Experimental study of high performance mercury-based triboelectric nanogenerator for low-frequency wave energy harvesting

Abstract

Wave energy is acknowledged as one of the most promising renewable energy sources, effectively developing wave energy conversion technologies might contribute to solving the power shortage dilemma. However, the optimum performance frequency range of current wave energy capture devices does not match the low-frequency ocean kinetic energy. Here, a triboelectric nanogenerator based on liquid mercury (M-TENG) is presented for low-cost and high-power harvesting. The start-up performance of the M-TENG unit is analyzed at low operating frequencies, and discuss the effect of kinematic inputs, structural parameters and materials aspects on output performance. Meanwhile, the sloshing characteristics of mercury in a rectangular unit were calculated by the SST k-ω model, deriving the matching law between mercury volume and electrical output.

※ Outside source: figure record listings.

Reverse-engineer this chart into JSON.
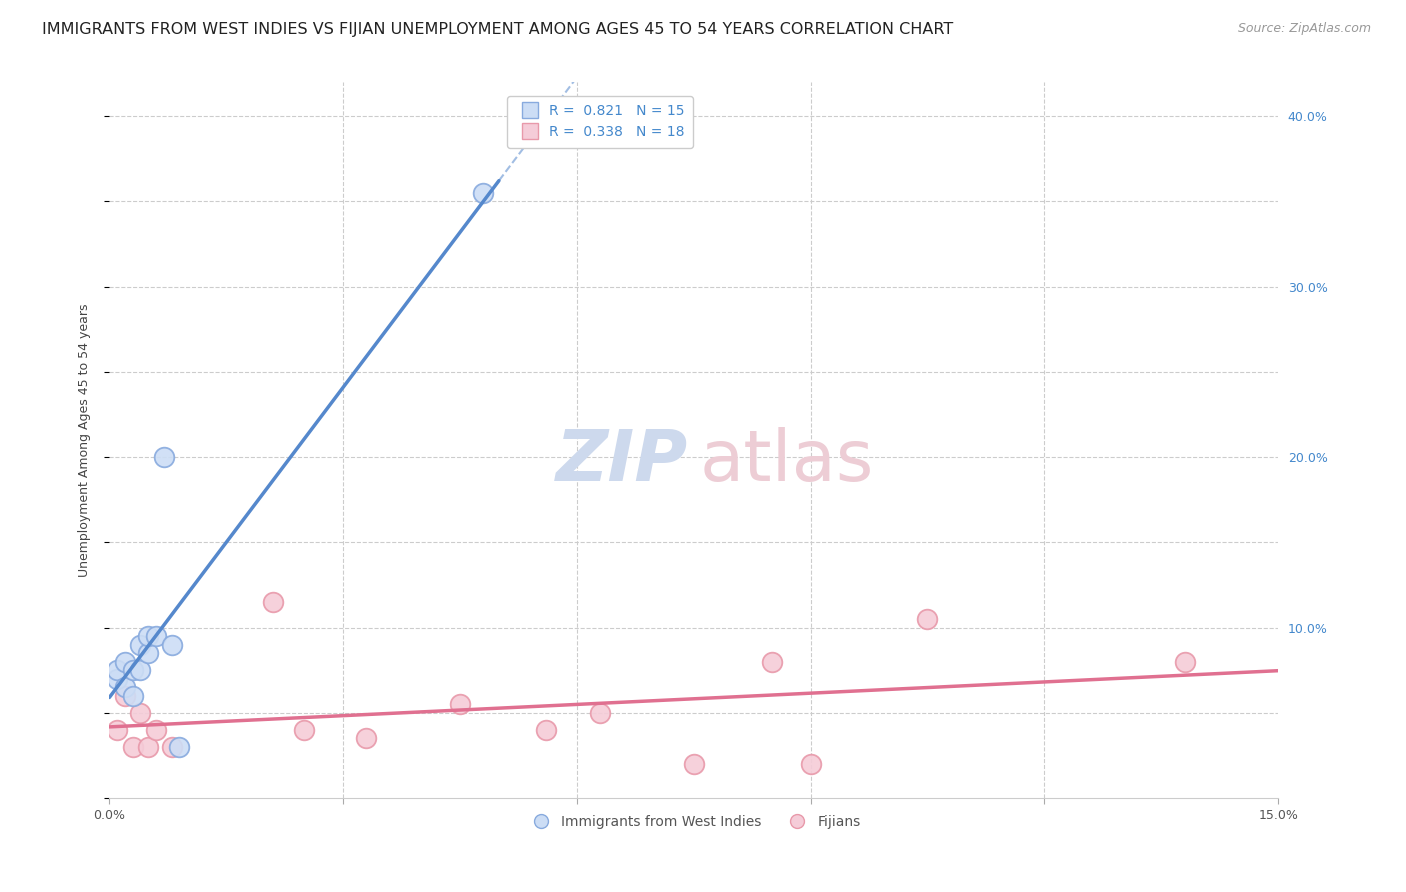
{
  "title": "IMMIGRANTS FROM WEST INDIES VS FIJIAN UNEMPLOYMENT AMONG AGES 45 TO 54 YEARS CORRELATION CHART",
  "source": "Source: ZipAtlas.com",
  "ylabel": "Unemployment Among Ages 45 to 54 years",
  "xlim": [
    0.0,
    0.15
  ],
  "ylim": [
    0.0,
    42.0
  ],
  "xtick_vals": [
    0.0,
    0.03,
    0.06,
    0.09,
    0.12,
    0.15
  ],
  "xtick_labels": [
    "0.0%",
    "",
    "",
    "",
    "",
    "15.0%"
  ],
  "ytick_vals": [
    0.0,
    5.0,
    10.0,
    15.0,
    20.0,
    25.0,
    30.0,
    35.0,
    40.0
  ],
  "ytick_right_labels": [
    "",
    "",
    "10.0%",
    "",
    "20.0%",
    "",
    "30.0%",
    "",
    "40.0%"
  ],
  "grid_color": "#cccccc",
  "background_color": "#ffffff",
  "west_indies_line_color": "#5588cc",
  "fijian_line_color": "#e07090",
  "west_indies_fill_color": "#ccddf5",
  "fijian_fill_color": "#f5ccd8",
  "west_indies_edge_color": "#88aade",
  "fijian_edge_color": "#e899aa",
  "legend_R_wi": "0.821",
  "legend_N_wi": "15",
  "legend_R_fi": "0.338",
  "legend_N_fi": "18",
  "wi_x": [
    0.001,
    0.001,
    0.002,
    0.002,
    0.003,
    0.003,
    0.004,
    0.004,
    0.005,
    0.005,
    0.006,
    0.007,
    0.008,
    0.009,
    0.048
  ],
  "wi_y": [
    7.0,
    7.5,
    6.5,
    8.0,
    7.5,
    6.0,
    9.0,
    7.5,
    8.5,
    9.5,
    9.5,
    20.0,
    9.0,
    3.0,
    35.5
  ],
  "fi_x": [
    0.001,
    0.002,
    0.003,
    0.004,
    0.005,
    0.006,
    0.008,
    0.021,
    0.025,
    0.033,
    0.045,
    0.056,
    0.063,
    0.075,
    0.085,
    0.09,
    0.105,
    0.138
  ],
  "fi_y": [
    4.0,
    6.0,
    3.0,
    5.0,
    3.0,
    4.0,
    3.0,
    11.5,
    4.0,
    3.5,
    5.5,
    4.0,
    5.0,
    2.0,
    8.0,
    2.0,
    10.5,
    8.0
  ],
  "title_fontsize": 11.5,
  "source_fontsize": 9,
  "tick_fontsize": 9,
  "legend_fontsize": 10,
  "ylabel_fontsize": 9,
  "watermark_fontsize_zip": 52,
  "watermark_fontsize_atlas": 52,
  "watermark_color_zip": "#cdd9ed",
  "watermark_color_atlas": "#edcdd5",
  "marker_size": 200
}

Furthermore, 18-unit integrated M-TENG produce a peak power output of 4.57 mW, the mercury with its unique physical properties generates higher transferred charge density up to 35.84 mC/m3, sufficient to light 270 commercial LEDs at 1.00 Hz. The relatively high volumetric power density provides a realistic self-supply technological solution for renewable energy harvesting and guarantees the widespread use of milliwatt power equipment in the marine industry.